Still, Harris will be hard-pressed to re-create the dealmaker role that Biden often played in the Obama administration.

While Harris worked with Republicans on some discrete issues – such as joining with Sen. Tim Scott of South Carolina to advance a landmark anti-lynching bill and serving on the relatively apolitical Senate Intelligence Committee – her overall record was that of a committed Democrat. She embraced a liberal profile during her four years representing California in the Senate and did not make outreach across the aisle a centerpiece of her legislative career.

An index of bipartisanship compiled by the Lugar Center and Georgetown University rated Harris 94th of 100 senators in her last two years in Congress. A separate report card complied by GovTrack found that Harris joined fewer bipartisan bills than most other Senate Democrats. And her breakout public moments as a senator tended to come from the dais of the famously partisan Judiciary and Homeland Security committees, where she grilled Trump nominees.

As vice president, Biden served as an emissary to Republicans who were wary of negotiating directly with President Barack Obama, who was a politically toxic figure to the GOP base. “Biden was a classic old-school pol – maybe one of the last of the breed,” former House Speaker John Boehner, R-Ohio, put it in his recent memoir.

Most famously, Biden struck an accord with Sen. Mitch McConnell of Kentucky, the GOP leader, to resolve the “fiscal cliff” showdown on New Year’s Eve 2012 that threatened to deliver higher taxes for most Americans and curtail some unemployment payments.

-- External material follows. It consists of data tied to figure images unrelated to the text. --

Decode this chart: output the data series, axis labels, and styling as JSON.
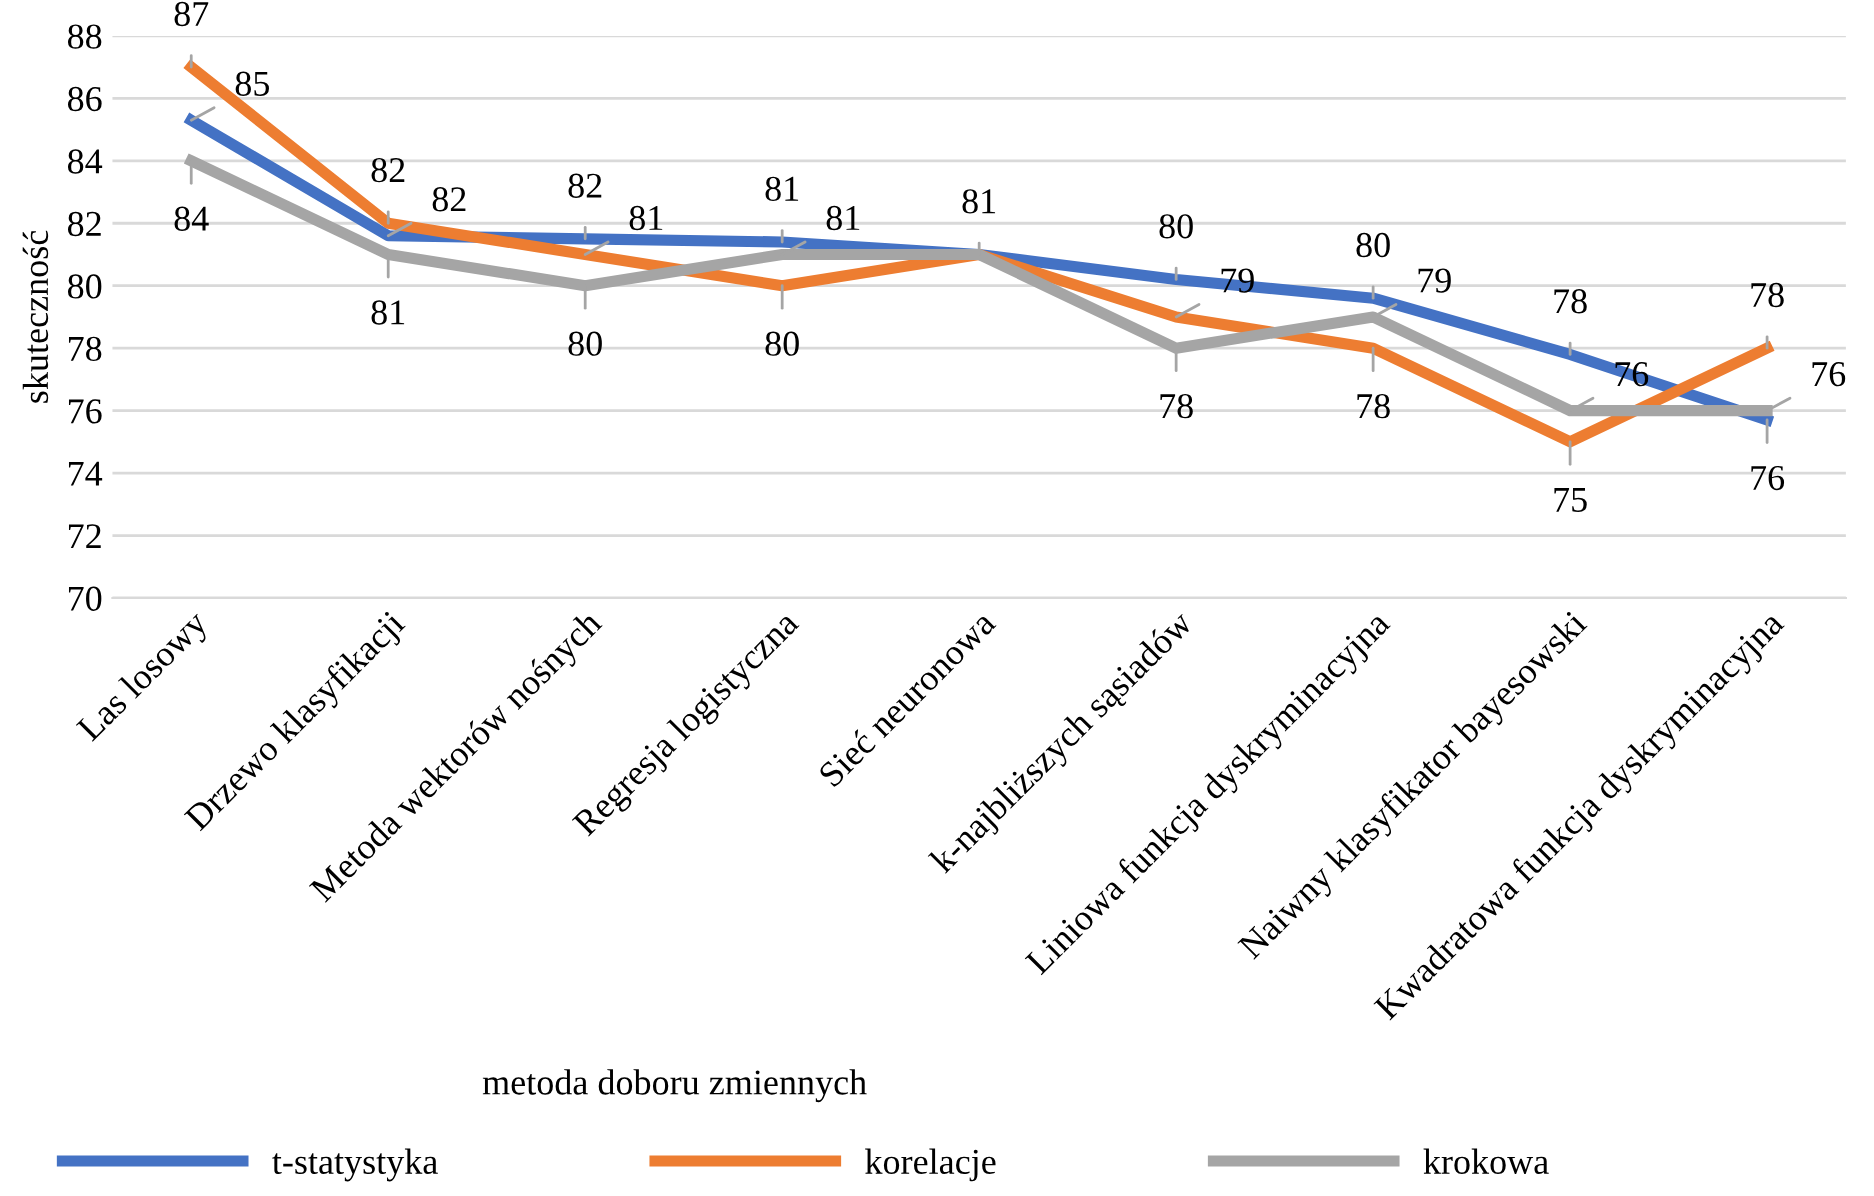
{
  "chart_data": {
    "type": "line",
    "xlabel": "metoda doboru zmiennych",
    "ylabel": "skuteczność",
    "categories": [
      "Las losowy",
      "Drzewo klasyfikacji",
      "Metoda wektorów nośnych",
      "Regresja logistyczna",
      "Sieć neuronowa",
      "k-najbliższych sąsiadów",
      "Liniowa funkcja dyskryminacyjna",
      "Naiwny klasyfikator bayesowski",
      "Kwadratowa funkcja dyskryminacyjna"
    ],
    "series": [
      {
        "name": "t-statystyka",
        "color": "#4472c4",
        "values": [
          85.3,
          81.6,
          81.5,
          81.4,
          81.0,
          80.2,
          79.6,
          77.8,
          75.7
        ],
        "value_labels": [
          "85",
          "82",
          "82",
          "81",
          "81",
          "80",
          "80",
          "78",
          "76"
        ]
      },
      {
        "name": "korelacje",
        "color": "#ed7d31",
        "values": [
          87,
          82,
          81,
          80,
          81,
          79,
          78,
          75,
          78
        ],
        "value_labels": [
          "87",
          "82",
          "81",
          "80",
          null,
          "79",
          "78",
          "75",
          "78"
        ]
      },
      {
        "name": "krokowa",
        "color": "#a5a5a5",
        "values": [
          84,
          81,
          80,
          81,
          81,
          78,
          79,
          76,
          76
        ],
        "value_labels": [
          "84",
          "81",
          "80",
          "81",
          null,
          "78",
          "79",
          "76",
          "76"
        ]
      }
    ],
    "ylim": [
      70,
      88
    ],
    "yticks": [
      70,
      72,
      74,
      76,
      78,
      80,
      82,
      84,
      86,
      88
    ],
    "grid": "y",
    "legend": "bottom",
    "marker": "none",
    "line_style": "solid"
  }
}
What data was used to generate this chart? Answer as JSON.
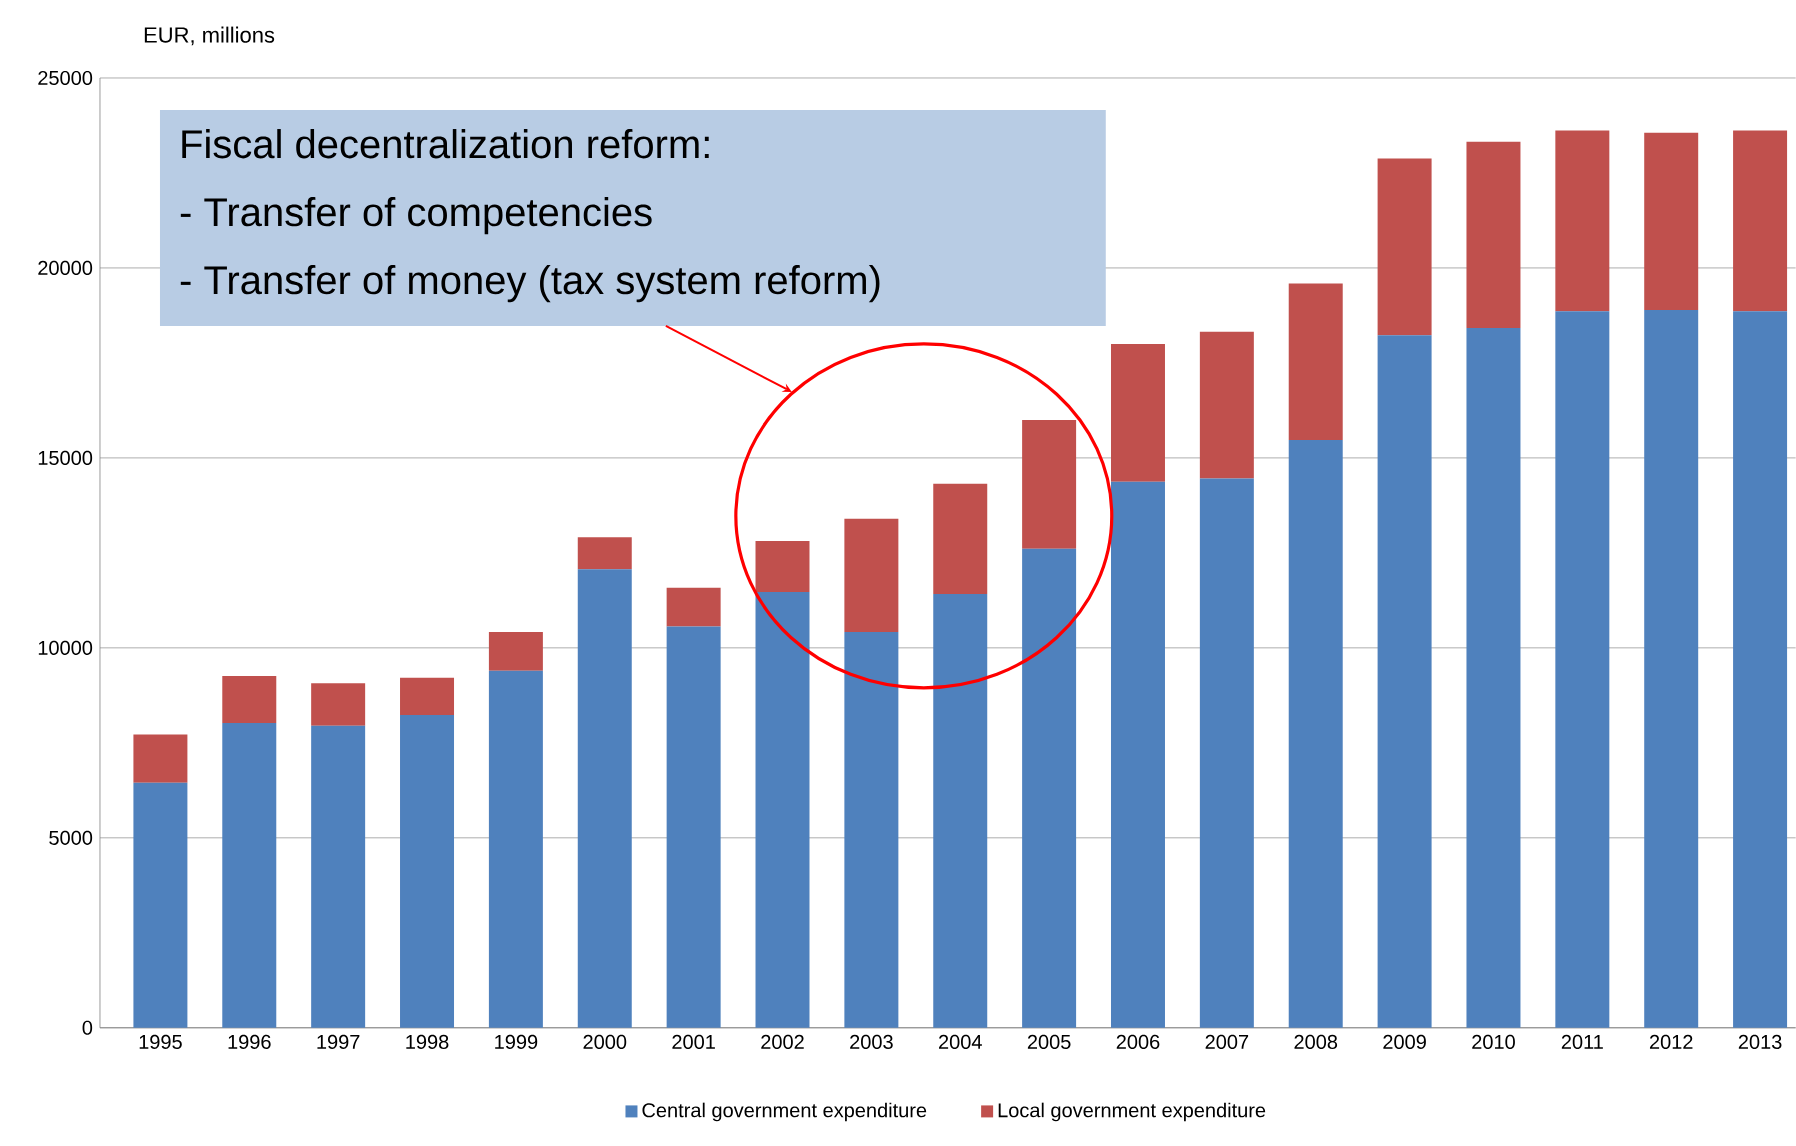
{
  "chart_data": {
    "type": "bar",
    "stacked": true,
    "ylabel": "EUR, millions",
    "categories": [
      "1995",
      "1996",
      "1997",
      "1998",
      "1999",
      "2000",
      "2001",
      "2002",
      "2003",
      "2004",
      "2005",
      "2006",
      "2007",
      "2008",
      "2009",
      "2010",
      "2011",
      "2012",
      "2013"
    ],
    "series": [
      {
        "name": "Central government expenditure",
        "color": "#4f81bd",
        "values": [
          6450,
          8020,
          7950,
          8230,
          9400,
          12070,
          10560,
          11470,
          10420,
          11420,
          12610,
          14370,
          14460,
          15470,
          18230,
          18420,
          18860,
          18890,
          18860
        ]
      },
      {
        "name": "Local government expenditure",
        "color": "#c0504d",
        "values": [
          1270,
          1240,
          1120,
          980,
          1020,
          840,
          1020,
          1340,
          2980,
          2900,
          3390,
          3630,
          3860,
          4120,
          4650,
          4900,
          4760,
          4670,
          4760
        ]
      }
    ],
    "ylim": [
      0,
      25000
    ],
    "yticks": [
      0,
      5000,
      10000,
      15000,
      20000,
      25000
    ],
    "grid": "y",
    "legend": "bottom",
    "annotations": [
      "Fiscal decentralization reform:",
      "-    Transfer of competencies",
      "-    Transfer of money (tax system reform)"
    ]
  }
}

As president, Biden has retained the reputation of bipartisanship built over his 36 years in the Senate, and he has taken steps to maintain that even as he pursues an unabashedly liberal agenda.

Still, on Tuesday, he spoke of the difficulty of passing sweeping reforms in his equity agenda, including alluding to two Democrats – Sens. Joe Manchin III of West Virginia and Kyrsten Sinema of Arizona – who threaten to torpedo his agenda.

“I hear all the folks on TV saying, ‘Why didn’t Biden get this done?’ ” he said. “Because Biden only has a majority of effectively four votes in the House and two in the Senate, with two members of the Senate who vote more with my Republican friends.”